Information technology tools and resources at the UW
This is the official naming document for the Microsoft Infrastructure service
This document describes the syntax of identifiers in Microsoft Infrastructure (MI). It is updated as needed as MI is extended to support new functionality.
Principles and Constraints
MI not only publishes objects from other services, such as the groups service and the UW NetID service, but it also acts as the authority for other objects, such as exchange resources, contacts, and computers. This service is constrained by the UW NetID Namespace and the Groups Namespace.
Objects have multiple naming attributes: samAccountName, CN (or OU), displayName, and sometimes others (e.g. alias). For the purposes of this document, samAccountName and CN (or OU) are the naming attributes in scope and should be set to a matching value. We do not constrain displayName or other naming attributes.
Some common constraints and items worth calling out:
- Active Directory user objects, groups, contact objects and resource objects all share the same namespace and therefore are constrained by UW NetID and Group naming
- Group Policy and Computer objects are not constrained by the UW NetID and Group naming
- MI connectors that manage users and groups generally set CN and samAccountName to the same value and reflect the constraints of the least flexible of the two attributes
No restrictions in common across all object types
MI User Objects
- 1-20 octets
- Lower case ASCII letters and digits
- See UW NetID Namespace
MI Contact Objects
- 6-13 octets
- Lower case ASCII letters, digits and underscores
- Must be of the form: c_ followed by the email address with the @ replaced by an underscore
MI Computer Objects
- Several attributes are in scope, and there are different but related guidelines for each.

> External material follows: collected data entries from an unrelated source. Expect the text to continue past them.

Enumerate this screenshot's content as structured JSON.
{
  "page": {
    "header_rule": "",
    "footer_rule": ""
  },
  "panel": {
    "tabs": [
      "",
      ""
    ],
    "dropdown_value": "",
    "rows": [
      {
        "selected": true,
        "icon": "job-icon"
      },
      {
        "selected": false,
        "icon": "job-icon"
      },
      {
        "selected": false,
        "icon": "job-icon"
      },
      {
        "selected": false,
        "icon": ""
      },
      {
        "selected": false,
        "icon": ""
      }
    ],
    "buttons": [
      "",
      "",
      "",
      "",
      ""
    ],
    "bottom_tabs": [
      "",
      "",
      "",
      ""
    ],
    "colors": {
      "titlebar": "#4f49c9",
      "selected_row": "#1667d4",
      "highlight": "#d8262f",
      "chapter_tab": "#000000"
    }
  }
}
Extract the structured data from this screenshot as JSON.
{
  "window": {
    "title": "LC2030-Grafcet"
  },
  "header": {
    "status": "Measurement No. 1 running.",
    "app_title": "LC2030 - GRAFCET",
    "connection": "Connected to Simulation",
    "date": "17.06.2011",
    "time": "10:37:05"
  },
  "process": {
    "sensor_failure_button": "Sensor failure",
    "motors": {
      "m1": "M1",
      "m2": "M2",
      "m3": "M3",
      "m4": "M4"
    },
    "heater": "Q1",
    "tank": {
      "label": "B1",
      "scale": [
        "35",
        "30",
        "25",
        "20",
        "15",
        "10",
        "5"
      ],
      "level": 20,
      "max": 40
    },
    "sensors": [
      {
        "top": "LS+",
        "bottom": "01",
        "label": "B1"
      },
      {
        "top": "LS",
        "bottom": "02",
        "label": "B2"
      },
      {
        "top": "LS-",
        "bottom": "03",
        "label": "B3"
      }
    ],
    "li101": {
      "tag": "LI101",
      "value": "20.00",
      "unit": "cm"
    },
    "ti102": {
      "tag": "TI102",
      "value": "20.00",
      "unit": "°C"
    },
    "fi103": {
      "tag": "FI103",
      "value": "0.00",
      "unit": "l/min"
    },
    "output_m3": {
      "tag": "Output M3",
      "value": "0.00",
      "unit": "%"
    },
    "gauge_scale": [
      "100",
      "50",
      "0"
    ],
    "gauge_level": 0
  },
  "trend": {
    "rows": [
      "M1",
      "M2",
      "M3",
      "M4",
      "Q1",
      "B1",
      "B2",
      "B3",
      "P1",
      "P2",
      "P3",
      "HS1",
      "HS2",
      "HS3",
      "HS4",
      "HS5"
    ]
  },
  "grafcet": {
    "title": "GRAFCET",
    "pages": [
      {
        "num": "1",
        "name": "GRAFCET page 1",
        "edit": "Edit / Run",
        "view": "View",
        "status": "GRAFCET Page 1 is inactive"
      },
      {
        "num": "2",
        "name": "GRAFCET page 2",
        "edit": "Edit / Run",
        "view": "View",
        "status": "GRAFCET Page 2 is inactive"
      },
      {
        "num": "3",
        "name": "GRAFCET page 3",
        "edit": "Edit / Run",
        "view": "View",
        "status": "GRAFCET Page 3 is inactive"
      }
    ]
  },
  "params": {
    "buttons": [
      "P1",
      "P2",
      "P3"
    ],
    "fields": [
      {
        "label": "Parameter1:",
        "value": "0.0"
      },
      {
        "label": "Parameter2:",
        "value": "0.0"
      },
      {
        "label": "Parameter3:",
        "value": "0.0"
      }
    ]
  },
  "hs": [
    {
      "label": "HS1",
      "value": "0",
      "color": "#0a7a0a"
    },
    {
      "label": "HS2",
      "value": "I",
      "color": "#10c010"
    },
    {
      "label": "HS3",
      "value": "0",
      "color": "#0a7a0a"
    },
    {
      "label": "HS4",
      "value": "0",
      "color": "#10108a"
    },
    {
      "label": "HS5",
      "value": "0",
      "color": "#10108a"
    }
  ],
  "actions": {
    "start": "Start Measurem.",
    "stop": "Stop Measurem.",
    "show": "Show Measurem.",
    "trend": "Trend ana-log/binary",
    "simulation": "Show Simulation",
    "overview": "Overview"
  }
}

Details are at https://itconnect.uw.edu/wares/msinf/design/policy/ou-practices/#computerNamespace.
- For the purposes of the identifier that other services use for MI computer objects, samAccountName is used. It has a trailing $ character which differentiates it from other possible objects.
- Existing computer naming reservations are documented at https://wiki.cac.washington.edu/x/DdtdB.
NOTE: This also applies to Group Managed Service Account (gMSA) Objects.
MI Group Objects
- 1-64 octets
- See Groups Namespace
NOTE: MI-only groups are possible (but discouraged) which do not follow the Groups Namespace. These generally are only allowed:
- when a vendor product must use a name that does not conform, or
- there is some reason for the group to not be managed via the Groups Service
For the latter case, MI-only groups should have a prefix of g_.
MI Group Policy
- Prefixed by delegated OU name.
- Details at https://itconnect.uw.edu/wares/msinf/design/policy/ou-practices/#groupPolicy
NOTE: This also applies to IPsec Objects.
MI Resource Objects
- Prefixed by r_
- Must meet user object constraints noted above
Note: Resource objects must meet requirements of MSCA service. They currently are only created by the MSCA service and are not present in the UW NetID system and derivative systems.